Disciplines and Professions Within the Built Environment
As Adam Smith predicted, the enormous expansion of economic activity in the 18th and 19th centuries encouraged a tendency towards increasing specialization, and with the rise of technology and occupational expertise, many groups began to claim professional status: architects, engineers and surveyors them. This fragmentation of disciplines within construction and real estate provided a degree of efficiency in the performance of the various tasks. However, by the second-half of the 20th century, the UK industry was plagued by conflict and characterised by a win-lose mentality, thereby becoming increasingly ineffective. Attempts to improve the management and co-ordination of projects had only a marginal impact on performance.
As a result several recent reports consistently and heavily criticised the industry as being unable to satisfy its clients, citing the relatively divisive nature of the construction industry in the UK when compared to Japan, USA and other European countries (Collier et al., 1991). A recurring conclusion was the need for greater collaboration amongst professionals. Attempts to encourage an interdisciplinary approach appeared to gather momentum through reports published by the Royal Institute of British Architects (Burton, 1992), the Construction Industry Council (Andrews & Derbyshire, 1993), Latham (1994) and conferences at the University of Cambridge (1991) and the University of Central England (1995).

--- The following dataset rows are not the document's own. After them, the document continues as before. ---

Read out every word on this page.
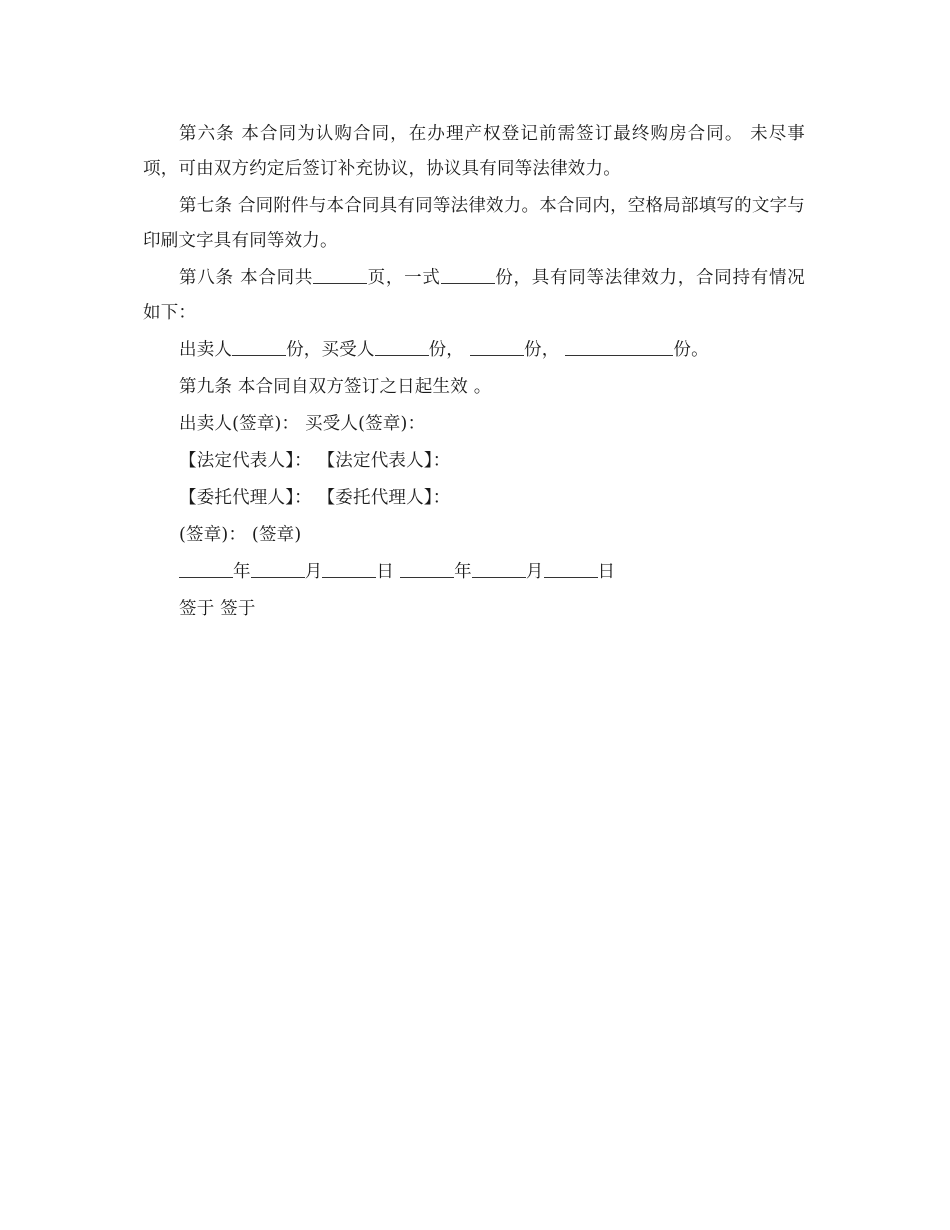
第六条 本合同为认购合同，在办理产权登记前需签订最终购房合同。 未尽事项，可由双方约定后签订补充协议，协议具有同等法律效力。

第七条 合同附件与本合同具有同等法律效力。本合同内，空格局部填写的文字与印刷文字具有同等效力。

第八条 本合同共	页，一式	份，具有同等法律效力，合同持有情况如下：

出卖人	份，买受人	份，	份，	份。

第九条 本合同自双方签订之日起生效 。

出卖人(签章)： 买受人(签章)：

【法定代表人】： 【法定代表人】：

【委托代理人】： 【委托代理人】：

(签章)： (签章)

年	月	日	年	月	日

签于 签于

In parallel, the significant growth in the use of partnering or alliancing systems of procurement also created a focus on: the identification of mutual objectives; robust problem resolution techniques; and systems to monitor continuous improvement in performance (Bennett & Jayes, 1998). All three would require substantially improved levels of co-operation between disciplines and project participants if partnering approaches were to be successfully implemented (Wood, 2005).